Ever heard of Kamikazee pilots during World War II? They'd get work themselves into a frenzy before they boarded their planes. When the US invaded Okinawa the Japanese civilians would throw themselves over cliffs to avoid capture- because they were TAUGHT that the americans would eat their children and do other horrible things to them.
This is one of the aspects of the psychology of war. Look at historical war bond posters. The only problem with this particular fight is that there's no way to contain all those who preach these atrocities and inhumanities as gospel. These teachings are being taught in Montreal, in Edmonton, in Vancouver, in New York, in Europe, in Indonesia, in Pakistan, and that's less than a percent of where these teachings are occurring. How do you orchestrate effective policy against a multi-national and intra national threat?
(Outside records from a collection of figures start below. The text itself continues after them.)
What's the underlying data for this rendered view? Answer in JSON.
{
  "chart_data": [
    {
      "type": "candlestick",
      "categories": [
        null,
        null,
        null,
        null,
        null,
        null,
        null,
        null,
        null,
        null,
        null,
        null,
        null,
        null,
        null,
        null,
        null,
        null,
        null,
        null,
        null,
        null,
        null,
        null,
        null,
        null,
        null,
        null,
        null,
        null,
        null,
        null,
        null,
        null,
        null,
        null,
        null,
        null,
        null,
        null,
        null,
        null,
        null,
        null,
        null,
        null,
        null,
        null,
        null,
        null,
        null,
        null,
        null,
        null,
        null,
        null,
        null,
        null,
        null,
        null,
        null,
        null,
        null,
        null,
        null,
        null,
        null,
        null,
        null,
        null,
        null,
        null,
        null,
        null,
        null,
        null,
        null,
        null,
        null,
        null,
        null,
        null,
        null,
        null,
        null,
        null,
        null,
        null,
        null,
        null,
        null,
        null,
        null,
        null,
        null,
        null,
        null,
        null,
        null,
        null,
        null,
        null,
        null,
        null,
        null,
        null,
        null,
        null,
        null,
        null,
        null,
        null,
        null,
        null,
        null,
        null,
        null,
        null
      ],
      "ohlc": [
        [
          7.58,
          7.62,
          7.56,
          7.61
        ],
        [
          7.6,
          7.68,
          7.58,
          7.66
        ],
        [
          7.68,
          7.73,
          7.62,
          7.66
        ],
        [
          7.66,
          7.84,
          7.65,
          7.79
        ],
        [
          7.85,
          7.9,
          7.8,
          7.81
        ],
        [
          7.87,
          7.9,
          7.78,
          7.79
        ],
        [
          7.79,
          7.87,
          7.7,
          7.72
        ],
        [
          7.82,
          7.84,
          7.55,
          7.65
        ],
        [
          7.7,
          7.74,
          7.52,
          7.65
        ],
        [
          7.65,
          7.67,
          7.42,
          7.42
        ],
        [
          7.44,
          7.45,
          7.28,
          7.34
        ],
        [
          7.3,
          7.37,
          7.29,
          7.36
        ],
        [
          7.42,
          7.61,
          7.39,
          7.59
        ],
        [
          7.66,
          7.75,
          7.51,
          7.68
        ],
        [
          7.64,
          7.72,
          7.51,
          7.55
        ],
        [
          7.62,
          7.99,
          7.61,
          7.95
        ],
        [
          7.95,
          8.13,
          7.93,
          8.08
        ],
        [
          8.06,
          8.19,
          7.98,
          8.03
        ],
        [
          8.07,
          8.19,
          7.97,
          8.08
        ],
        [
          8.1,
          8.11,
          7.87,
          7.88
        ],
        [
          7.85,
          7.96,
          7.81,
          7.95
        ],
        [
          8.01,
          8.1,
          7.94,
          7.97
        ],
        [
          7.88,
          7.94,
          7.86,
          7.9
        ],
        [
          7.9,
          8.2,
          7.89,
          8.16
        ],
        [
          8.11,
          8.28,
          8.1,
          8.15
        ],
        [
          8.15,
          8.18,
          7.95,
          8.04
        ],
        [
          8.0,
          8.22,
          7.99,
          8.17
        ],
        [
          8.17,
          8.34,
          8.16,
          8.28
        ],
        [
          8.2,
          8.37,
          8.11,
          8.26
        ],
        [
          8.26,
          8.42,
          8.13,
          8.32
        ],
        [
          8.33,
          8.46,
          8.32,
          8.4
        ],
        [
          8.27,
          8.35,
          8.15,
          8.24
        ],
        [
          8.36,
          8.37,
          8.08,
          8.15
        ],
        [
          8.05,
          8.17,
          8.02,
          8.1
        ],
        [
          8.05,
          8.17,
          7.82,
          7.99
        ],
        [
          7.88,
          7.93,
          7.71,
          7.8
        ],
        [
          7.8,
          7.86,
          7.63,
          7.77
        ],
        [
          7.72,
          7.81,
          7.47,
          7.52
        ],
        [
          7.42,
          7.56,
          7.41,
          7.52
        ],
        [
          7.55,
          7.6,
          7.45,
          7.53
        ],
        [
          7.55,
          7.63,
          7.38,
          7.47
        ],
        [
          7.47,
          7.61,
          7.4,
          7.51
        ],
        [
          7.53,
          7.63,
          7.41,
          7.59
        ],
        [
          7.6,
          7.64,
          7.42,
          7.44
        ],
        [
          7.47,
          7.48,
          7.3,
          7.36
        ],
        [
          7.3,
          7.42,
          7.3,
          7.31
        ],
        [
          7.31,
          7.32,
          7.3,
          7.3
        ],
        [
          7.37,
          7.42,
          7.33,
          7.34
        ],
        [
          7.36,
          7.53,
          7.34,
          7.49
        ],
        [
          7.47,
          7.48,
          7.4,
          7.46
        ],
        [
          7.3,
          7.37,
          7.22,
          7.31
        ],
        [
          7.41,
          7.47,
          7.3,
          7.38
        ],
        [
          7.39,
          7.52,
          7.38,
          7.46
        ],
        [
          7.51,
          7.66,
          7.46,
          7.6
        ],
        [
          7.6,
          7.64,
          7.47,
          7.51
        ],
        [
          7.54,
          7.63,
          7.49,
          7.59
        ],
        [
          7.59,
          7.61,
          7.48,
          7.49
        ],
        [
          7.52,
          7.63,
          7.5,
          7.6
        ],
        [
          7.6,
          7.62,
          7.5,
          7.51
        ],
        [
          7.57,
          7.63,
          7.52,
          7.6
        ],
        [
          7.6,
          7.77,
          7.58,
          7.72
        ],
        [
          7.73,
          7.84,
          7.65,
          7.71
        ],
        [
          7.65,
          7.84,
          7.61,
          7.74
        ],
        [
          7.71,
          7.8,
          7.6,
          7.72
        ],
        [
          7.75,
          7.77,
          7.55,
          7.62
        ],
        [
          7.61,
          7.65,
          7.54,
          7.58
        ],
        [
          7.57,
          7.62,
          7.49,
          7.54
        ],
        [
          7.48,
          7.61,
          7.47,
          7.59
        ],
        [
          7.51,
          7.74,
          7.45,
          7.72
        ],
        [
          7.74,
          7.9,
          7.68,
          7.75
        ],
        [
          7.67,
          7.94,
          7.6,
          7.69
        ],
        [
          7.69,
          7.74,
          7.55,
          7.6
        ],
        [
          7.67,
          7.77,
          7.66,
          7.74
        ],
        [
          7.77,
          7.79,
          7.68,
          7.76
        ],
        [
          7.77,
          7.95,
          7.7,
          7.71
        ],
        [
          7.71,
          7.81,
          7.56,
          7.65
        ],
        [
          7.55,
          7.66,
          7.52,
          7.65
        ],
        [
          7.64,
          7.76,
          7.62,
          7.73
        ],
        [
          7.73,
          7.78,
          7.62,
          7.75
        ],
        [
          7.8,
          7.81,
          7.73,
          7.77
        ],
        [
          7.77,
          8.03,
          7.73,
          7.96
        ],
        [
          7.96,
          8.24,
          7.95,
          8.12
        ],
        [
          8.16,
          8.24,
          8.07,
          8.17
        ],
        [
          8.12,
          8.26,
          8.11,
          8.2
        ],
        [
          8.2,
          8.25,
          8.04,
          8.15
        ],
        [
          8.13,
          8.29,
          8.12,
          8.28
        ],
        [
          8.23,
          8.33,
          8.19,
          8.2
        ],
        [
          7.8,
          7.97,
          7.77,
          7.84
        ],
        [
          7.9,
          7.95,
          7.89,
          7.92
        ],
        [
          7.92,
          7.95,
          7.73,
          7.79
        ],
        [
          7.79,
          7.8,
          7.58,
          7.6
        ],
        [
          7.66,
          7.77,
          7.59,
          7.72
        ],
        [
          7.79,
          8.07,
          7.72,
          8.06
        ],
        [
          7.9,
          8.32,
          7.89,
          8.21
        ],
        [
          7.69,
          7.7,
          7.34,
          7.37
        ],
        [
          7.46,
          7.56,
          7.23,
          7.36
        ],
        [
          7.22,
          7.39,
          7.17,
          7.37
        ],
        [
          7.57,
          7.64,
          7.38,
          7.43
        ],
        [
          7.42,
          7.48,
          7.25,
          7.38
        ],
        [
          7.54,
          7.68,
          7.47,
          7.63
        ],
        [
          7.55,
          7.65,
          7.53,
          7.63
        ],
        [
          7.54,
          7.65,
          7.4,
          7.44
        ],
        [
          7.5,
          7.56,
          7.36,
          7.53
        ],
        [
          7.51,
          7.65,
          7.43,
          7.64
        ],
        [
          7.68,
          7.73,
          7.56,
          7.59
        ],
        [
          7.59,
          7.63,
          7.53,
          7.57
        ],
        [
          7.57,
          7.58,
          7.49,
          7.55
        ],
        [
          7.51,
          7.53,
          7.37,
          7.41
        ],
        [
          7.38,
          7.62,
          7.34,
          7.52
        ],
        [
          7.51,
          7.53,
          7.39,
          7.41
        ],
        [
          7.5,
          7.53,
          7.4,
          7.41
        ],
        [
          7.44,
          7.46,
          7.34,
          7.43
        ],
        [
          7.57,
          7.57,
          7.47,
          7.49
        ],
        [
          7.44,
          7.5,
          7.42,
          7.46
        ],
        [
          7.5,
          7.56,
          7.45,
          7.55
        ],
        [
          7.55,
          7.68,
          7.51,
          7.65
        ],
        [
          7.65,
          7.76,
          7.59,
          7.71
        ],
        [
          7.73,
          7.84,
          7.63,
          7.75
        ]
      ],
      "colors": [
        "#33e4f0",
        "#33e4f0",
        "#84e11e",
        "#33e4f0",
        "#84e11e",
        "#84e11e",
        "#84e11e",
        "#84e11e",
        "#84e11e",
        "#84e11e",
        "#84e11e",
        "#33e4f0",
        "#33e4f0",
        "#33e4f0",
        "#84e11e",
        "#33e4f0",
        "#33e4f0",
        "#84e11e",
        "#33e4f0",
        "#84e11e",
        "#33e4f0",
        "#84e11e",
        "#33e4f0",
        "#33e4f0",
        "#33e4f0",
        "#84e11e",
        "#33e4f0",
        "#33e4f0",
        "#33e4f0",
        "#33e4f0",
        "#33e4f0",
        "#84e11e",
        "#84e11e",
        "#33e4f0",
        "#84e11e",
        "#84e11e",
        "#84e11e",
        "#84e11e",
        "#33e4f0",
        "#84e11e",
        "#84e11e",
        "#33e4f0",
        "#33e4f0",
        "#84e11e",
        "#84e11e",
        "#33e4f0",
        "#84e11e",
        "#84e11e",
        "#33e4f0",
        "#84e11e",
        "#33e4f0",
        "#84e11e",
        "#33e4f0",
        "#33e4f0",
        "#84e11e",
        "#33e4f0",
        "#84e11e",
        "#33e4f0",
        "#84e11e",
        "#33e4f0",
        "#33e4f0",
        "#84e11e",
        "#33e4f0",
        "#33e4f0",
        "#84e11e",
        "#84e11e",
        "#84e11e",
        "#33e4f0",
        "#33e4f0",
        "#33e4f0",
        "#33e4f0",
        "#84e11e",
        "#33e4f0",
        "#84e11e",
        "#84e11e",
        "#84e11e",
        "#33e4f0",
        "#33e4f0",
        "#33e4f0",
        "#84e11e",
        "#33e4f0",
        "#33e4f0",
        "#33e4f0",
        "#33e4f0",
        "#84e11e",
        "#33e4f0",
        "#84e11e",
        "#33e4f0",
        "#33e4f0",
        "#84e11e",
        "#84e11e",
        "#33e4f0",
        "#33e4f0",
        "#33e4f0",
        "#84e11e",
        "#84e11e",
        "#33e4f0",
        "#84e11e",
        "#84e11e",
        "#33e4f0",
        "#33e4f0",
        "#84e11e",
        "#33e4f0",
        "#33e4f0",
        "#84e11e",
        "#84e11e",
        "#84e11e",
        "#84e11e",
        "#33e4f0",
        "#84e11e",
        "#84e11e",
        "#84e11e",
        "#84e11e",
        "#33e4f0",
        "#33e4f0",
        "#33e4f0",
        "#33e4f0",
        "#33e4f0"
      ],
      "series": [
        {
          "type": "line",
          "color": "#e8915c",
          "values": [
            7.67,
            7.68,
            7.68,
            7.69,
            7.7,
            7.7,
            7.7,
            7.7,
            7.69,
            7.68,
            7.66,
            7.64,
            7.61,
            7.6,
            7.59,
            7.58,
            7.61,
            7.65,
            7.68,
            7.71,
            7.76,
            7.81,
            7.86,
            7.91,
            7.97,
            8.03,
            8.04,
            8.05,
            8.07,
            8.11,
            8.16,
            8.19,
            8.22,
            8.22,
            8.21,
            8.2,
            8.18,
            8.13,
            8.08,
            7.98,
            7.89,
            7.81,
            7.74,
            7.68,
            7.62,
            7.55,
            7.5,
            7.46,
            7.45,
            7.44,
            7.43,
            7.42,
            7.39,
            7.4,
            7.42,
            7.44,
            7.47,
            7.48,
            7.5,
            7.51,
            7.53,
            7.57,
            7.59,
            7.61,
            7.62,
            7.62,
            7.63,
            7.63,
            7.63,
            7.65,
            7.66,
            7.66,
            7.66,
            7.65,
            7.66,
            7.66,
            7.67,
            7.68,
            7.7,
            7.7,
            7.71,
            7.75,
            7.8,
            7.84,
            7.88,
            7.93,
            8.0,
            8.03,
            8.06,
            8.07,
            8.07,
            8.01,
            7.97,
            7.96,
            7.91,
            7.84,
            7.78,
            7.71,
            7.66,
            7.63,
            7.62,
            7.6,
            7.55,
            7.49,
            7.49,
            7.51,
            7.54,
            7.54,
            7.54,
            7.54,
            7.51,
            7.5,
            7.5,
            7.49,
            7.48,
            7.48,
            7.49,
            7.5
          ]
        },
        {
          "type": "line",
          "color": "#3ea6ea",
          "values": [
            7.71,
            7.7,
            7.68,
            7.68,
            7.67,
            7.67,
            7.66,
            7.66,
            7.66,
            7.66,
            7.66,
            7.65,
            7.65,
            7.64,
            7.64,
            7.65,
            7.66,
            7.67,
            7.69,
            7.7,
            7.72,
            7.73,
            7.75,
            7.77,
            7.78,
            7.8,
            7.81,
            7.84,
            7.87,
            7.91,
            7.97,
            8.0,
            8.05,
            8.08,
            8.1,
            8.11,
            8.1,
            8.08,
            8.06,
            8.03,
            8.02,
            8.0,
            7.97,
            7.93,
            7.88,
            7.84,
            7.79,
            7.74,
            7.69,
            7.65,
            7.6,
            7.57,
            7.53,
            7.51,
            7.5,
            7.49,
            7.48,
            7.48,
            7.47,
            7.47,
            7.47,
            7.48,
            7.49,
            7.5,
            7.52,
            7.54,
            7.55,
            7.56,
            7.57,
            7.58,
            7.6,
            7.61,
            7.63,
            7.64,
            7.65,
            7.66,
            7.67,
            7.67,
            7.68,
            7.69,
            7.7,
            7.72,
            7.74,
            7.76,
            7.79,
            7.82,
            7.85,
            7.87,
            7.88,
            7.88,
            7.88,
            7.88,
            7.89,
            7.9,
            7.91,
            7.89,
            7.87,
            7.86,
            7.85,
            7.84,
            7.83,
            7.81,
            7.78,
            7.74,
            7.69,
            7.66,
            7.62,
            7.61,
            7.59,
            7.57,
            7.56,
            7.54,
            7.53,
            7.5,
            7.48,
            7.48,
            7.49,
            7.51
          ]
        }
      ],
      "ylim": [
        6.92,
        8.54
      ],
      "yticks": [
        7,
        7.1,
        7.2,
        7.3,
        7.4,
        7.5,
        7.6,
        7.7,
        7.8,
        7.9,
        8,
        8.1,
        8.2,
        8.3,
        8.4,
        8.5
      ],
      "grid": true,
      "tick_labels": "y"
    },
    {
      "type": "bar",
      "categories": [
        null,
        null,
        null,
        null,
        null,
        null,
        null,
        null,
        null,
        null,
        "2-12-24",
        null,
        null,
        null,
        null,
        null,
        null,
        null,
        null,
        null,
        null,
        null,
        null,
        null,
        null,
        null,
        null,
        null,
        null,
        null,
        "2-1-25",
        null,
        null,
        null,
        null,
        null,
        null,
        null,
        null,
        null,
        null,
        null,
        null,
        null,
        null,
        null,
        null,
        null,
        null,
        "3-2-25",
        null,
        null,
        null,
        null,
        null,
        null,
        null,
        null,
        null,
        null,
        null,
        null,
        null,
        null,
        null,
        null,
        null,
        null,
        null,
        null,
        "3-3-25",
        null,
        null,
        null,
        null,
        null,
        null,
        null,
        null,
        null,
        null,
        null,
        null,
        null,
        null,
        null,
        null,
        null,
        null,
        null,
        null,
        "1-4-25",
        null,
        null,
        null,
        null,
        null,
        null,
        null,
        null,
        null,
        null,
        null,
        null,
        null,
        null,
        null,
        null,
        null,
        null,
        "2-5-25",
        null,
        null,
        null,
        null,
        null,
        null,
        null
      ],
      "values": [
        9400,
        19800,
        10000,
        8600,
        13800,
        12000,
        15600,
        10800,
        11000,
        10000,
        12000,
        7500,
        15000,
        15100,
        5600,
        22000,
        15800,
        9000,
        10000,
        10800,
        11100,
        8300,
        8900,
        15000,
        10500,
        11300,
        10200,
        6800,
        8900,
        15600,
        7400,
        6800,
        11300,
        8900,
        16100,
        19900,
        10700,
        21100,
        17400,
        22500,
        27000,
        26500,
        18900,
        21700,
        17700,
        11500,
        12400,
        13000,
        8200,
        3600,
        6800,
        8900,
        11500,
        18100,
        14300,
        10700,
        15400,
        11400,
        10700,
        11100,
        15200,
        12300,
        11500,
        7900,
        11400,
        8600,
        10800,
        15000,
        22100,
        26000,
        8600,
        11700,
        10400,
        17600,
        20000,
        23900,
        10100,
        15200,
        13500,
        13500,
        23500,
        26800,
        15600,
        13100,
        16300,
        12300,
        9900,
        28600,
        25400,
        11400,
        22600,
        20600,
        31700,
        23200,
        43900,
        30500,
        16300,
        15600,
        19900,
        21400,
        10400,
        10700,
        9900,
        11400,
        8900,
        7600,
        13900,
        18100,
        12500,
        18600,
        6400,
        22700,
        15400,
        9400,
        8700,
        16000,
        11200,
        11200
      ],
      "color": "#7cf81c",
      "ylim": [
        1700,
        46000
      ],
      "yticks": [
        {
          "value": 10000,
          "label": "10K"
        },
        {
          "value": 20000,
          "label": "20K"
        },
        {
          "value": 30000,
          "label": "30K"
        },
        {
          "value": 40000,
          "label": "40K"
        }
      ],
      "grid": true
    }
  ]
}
American soldiers in Vietnam were also worked in to a 'frenzy' when dealing with people who were completely dehumanized to them. Troops working themselves into a frenzy and dehumanizing the enemy is a routine part of war, including for Americans. There are countless videos of American troops doing exactly this in the US, videos captured by the troops themselves, by journalists and filmmakers. There is an ever-increasing number of troops testifying to their own participation in human rights violations and objecting to the tactics used in Iraq, testimony they give at their volition in public spaces to voice their disagreement with the occupation.
The preaching of radical religious views is not the threat. The threat emanates from people affected by American military action, almost always taken for economic interest (i.e. Supporting Saddam was in the economic interests of the US in the context of the Middle East in the 1980s). The solution is to stop creating generations of people who have strong reasons to resent the US, such as their countries destroyed, their democratically elected governments overthrown (Latin America, Shah in Iran, etc). The reason people who preach against America have power is because they vocalize the grievances that *already exist* on a mass scale. And these grievances aren't unique to ME countries, these are criticisms of the US and the West that also comes out of Western journalists, Western academics, human rights organizations, the UN. No one has to make up stories about American killing children because America really is killing children. America really is significantly interfering in the lives of people in devastating and everyday ways. The problem isn't that people are preaching, the problem is that much of what they're saying is actually based in truth and that's an atrocity America needs to change.
How do people in Middle Eastern countries orchestrate effectively against destruction by the US?